The award-winning article is entitled When Is Protection Over-Protection? Symmetric Versus Asymmetric Property Rights. It was co-authored with researchers Henrique Castro Martins, Luiz Ricardo Kabbach de Castro and Paulo Rento Soares Terra.
This is a comparative study of the differences between 30 countries in the legal protection that applies to external capital suppliers, specifically minority shareholders and creditors of joint-stock companies.
The study is unique for its theoretical contribution to the level of complementarity and substitution among corporate governance mechanisms and for its managerial implications, as it informs policy makers about the impacts of certain regulatory changes.
“When it comes to governance, there is a lot of talk about increasing regulation, and what this article demonstrates is that in certain contexts, an excessive level of regulation could be detrimental to market development,” explains Professor Schiehll.
About Eduardo Schiehll
Eduardo Schiehll is a Professor in the Department of Accounting Studies at HEC Montréal. He holds a Ph.D. in business administration, with a specialization in management accounting. Prior to joining the faculty at HEC Montréal, he accumulated over 10 years of teaching experience in addition to having worked as an auditor and consultant at PricewaterhouseCoopers in Brazil.

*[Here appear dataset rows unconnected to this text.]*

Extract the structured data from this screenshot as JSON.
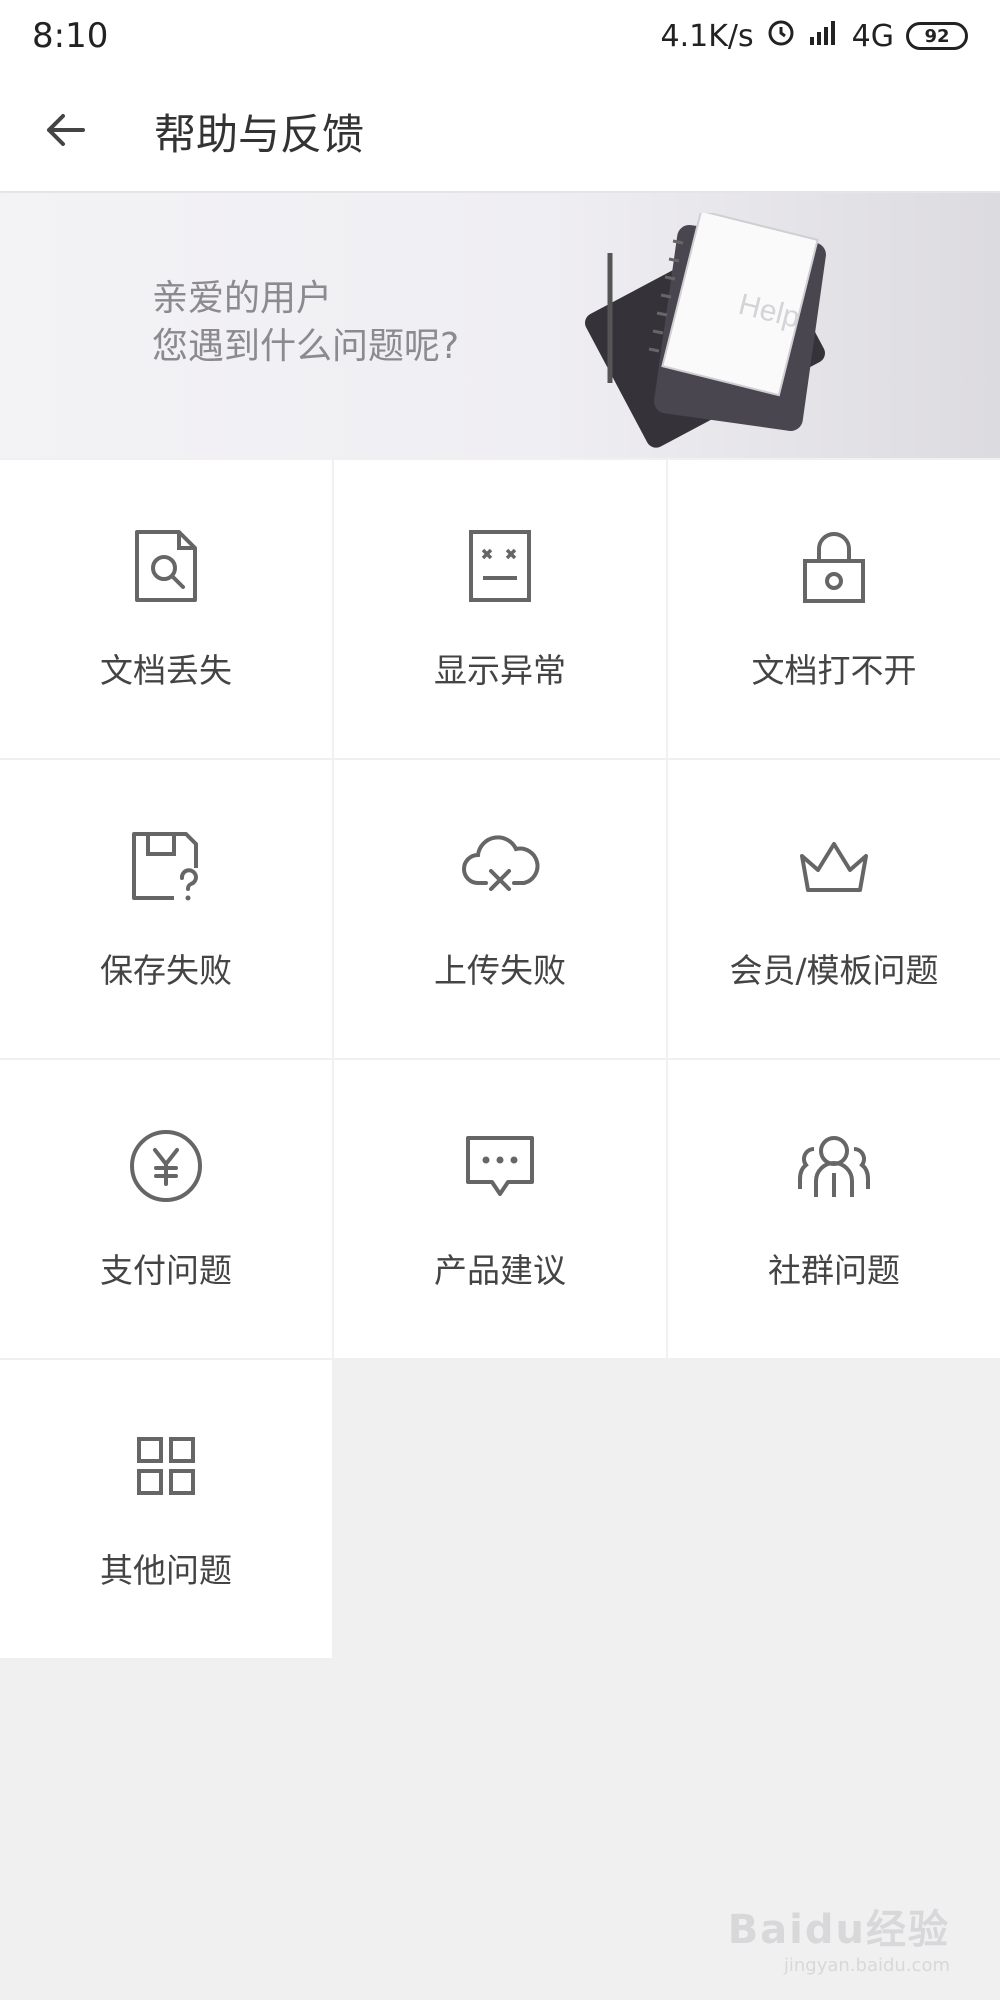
{
  "status_bar": {
    "time": "8:10",
    "speed": "4.1K/s",
    "network": "4G",
    "battery": "92"
  },
  "app_bar": {
    "title": "帮助与反馈"
  },
  "banner": {
    "line1": "亲爱的用户",
    "line2": "您遇到什么问题呢?",
    "art_text": "Help"
  },
  "grid": {
    "items": [
      {
        "label": "文档丢失",
        "icon": "document-search-icon"
      },
      {
        "label": "显示异常",
        "icon": "document-error-icon"
      },
      {
        "label": "文档打不开",
        "icon": "lock-icon"
      },
      {
        "label": "保存失败",
        "icon": "save-question-icon"
      },
      {
        "label": "上传失败",
        "icon": "cloud-error-icon"
      },
      {
        "label": "会员/模板问题",
        "icon": "crown-icon"
      },
      {
        "label": "支付问题",
        "icon": "yen-icon"
      },
      {
        "label": "产品建议",
        "icon": "chat-bubble-icon"
      },
      {
        "label": "社群问题",
        "icon": "community-icon"
      },
      {
        "label": "其他问题",
        "icon": "grid-icon"
      }
    ]
  },
  "watermark": {
    "main": "Baidu经验",
    "sub": "jingyan.baidu.com"
  },
  "colors": {
    "icon_stroke": "#666666",
    "page_background": "#f0f0f1"
  }
}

His research and teaching activities focus on corporate governance, designing management control systems, and performance management, topics on which he has published numerous scholarly articles.
To learn about the article
The authors delineate the multiple dimensions of the institutional capital domain through a fine-grained approach allowing them to capture the country-level property rights of capital suppliers (i.e. minority shareholders and creditors). They find evidence of the effects of time changes and within-country differences on legal protections for capital suppliers, which they label symmetric and asymmetric property rights. These differences explain cross-country variations in the financing behaviour of the firms.
The study’s results indicate that firms respond counter-intuitively to property rights strength: they rely more on internal funds for investment when shareholder and creditor protection are symmetrically strong, that is when capital supply is available and well protected. The paper also offers relevant insights for comparative institutional analysis, as it shows that the strength of property rights incites the firms to look for alternative sources of capital to reduce risk and/or external control.